Checking the details.


Captions can make or break an image. Consider the following image which was included in a handful of pictures of the year suggestions by various newsmedia:

Photo: ยฉ John Moore/Getty Images

The BBC ran it with the following caption:

US President Barack Obama warned of “difficult days ahead” in Iraq as US troops withdraw from towns and cities, six years after the invasion. Here a young boy reacts upon seeing his father return from a 12 month tour in Iraq.

The problem – just in case you didn’t spot it – is that if the father has been away for 12 months in Iraq, who, exactly, is “Daddy”?

The photo was taken by John Moore from Getty Images. A fine photojournalist awarded Magazine Photographer of the Year by POYi in 2008. He was the man at the scene when Benazir Bhutto was assassinated and his images will be familiar to anyone interested in world events. I don’t know, but I suspect that the caption as published by the BBC was not John’s own, which means that someone at the BBC should probably have been more careful when redrafting whatever the original caption was. Life also ran the picture in their review of the year, but with a different caption:

Ayden Kaplan, 3, spots dad– Staff Sgt. Joshua Kaplan–while standing next to his pregnant mother, Kendra, in Fort Carson, Colorado. Kaplan had just returned from a year in Iraq. Inside Kendra’s hand is an envelope with information on the gender of their unborn baby–she’d held off on opening it so she could find out with her husband. (It’s a boy.)

At least their caption says that the child is her husband’s, although it would still leave people wondering how it could have been possible. So, should Staff Sgt. Kaplan be worried? Thankfully no, as a different image (but clearly from the same sequence) was run by Life in another article with this caption:

FORT CARSON, CO – AUGUST 18: Kendra Kaplan, 5 months pregnant, watches as her husband SSG Joshua Kaplan and fellow U.S. Army soldiers arrive on August 18, 2009 in Fort Carson, Colorado. She had brought a sealed envelope with an ultrasound, so that they could learn the baby’s gender together upon Joshua’s arrival. The Kaplans will be having a baby boy, conceived during Joshua’s mid-term leave in March. Approximately 575 soldiers from the 2nd Brigade Combat team from the 4th Infantry Division returned Tuesday following a 12 month deployment to Iraq. At lower left is their son Ayden, 3.

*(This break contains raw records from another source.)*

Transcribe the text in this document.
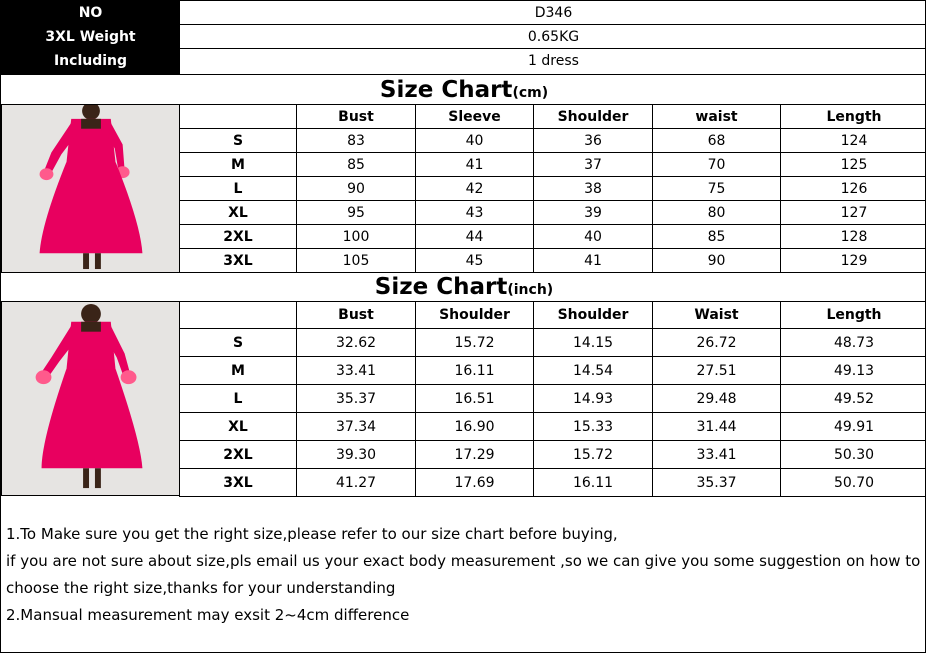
NO	D346
3XL Weight	0.65KG
Including	1 dress
Size Chart(cm)
	Bust	Sleeve	Shoulder	waist	Length
S	83	40	36	68	124
M	85	41	37	70	125
L	90	42	38	75	126
XL	95	43	39	80	127
2XL	100	44	40	85	128
3XL	105	45	41	90	129
Size Chart(inch)
	Bust	Shoulder	Shoulder	Waist	Length
S	32.62	15.72	14.15	26.72	48.73
M	33.41	16.11	14.54	27.51	49.13
L	35.37	16.51	14.93	29.48	49.52
XL	37.34	16.90	15.33	31.44	49.91
2XL	39.30	17.29	15.72	33.41	50.30
3XL	41.27	17.69	16.11	35.37	50.70
1.To Make sure you get the right size,please refer to our size chart before buying,
if you are not sure about size,pls email us your exact body measurement ,so we can give you some suggestion on how to
choose the right size,thanks for your understanding
2.Mansual measurement may exsit 2~4cm difference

When the Washington Post ran the picture on August 19 (the day after it was taken) their caption was more careful, and I suspect came from Moore himself:

Aug. 18: Kendra Kaplan, 5 months pregnant, watches as her husband SSG Joshua Kaplan and fellow U.S. Army soldiers arrive in Fort Carson, Colorado. She had brought a sealed envelope with an ultrasound, so that they could learn the baby’s gender together upon Joshua’s arrival.

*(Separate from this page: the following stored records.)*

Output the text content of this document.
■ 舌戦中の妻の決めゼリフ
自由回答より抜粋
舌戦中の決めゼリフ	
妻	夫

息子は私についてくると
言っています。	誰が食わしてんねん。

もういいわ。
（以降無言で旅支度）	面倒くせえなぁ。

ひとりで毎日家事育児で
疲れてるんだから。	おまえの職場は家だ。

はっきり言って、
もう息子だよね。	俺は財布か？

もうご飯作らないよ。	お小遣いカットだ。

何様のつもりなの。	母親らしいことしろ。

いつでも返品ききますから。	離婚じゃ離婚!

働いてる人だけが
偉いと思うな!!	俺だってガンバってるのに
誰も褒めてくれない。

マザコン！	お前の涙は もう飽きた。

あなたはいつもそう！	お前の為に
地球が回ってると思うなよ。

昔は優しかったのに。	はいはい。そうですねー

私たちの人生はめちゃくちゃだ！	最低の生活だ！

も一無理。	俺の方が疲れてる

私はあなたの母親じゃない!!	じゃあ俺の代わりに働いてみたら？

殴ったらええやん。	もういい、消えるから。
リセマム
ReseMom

The question that ought to be pondered here is this: if a picture is supplied to a news or media organisation with a caption, should the organisation have the right to change the caption as they see fit, or should it be standard practice to use the caption supplied? Often the problem lies with the photographers themselves who submit images with very poor captions or non at all. Just because you take photos it doesn’t mean you don’t have to write the odd thing, and learning to do it well will give you much more control over how your pictures are used – and maybe save you the odd embarrassment.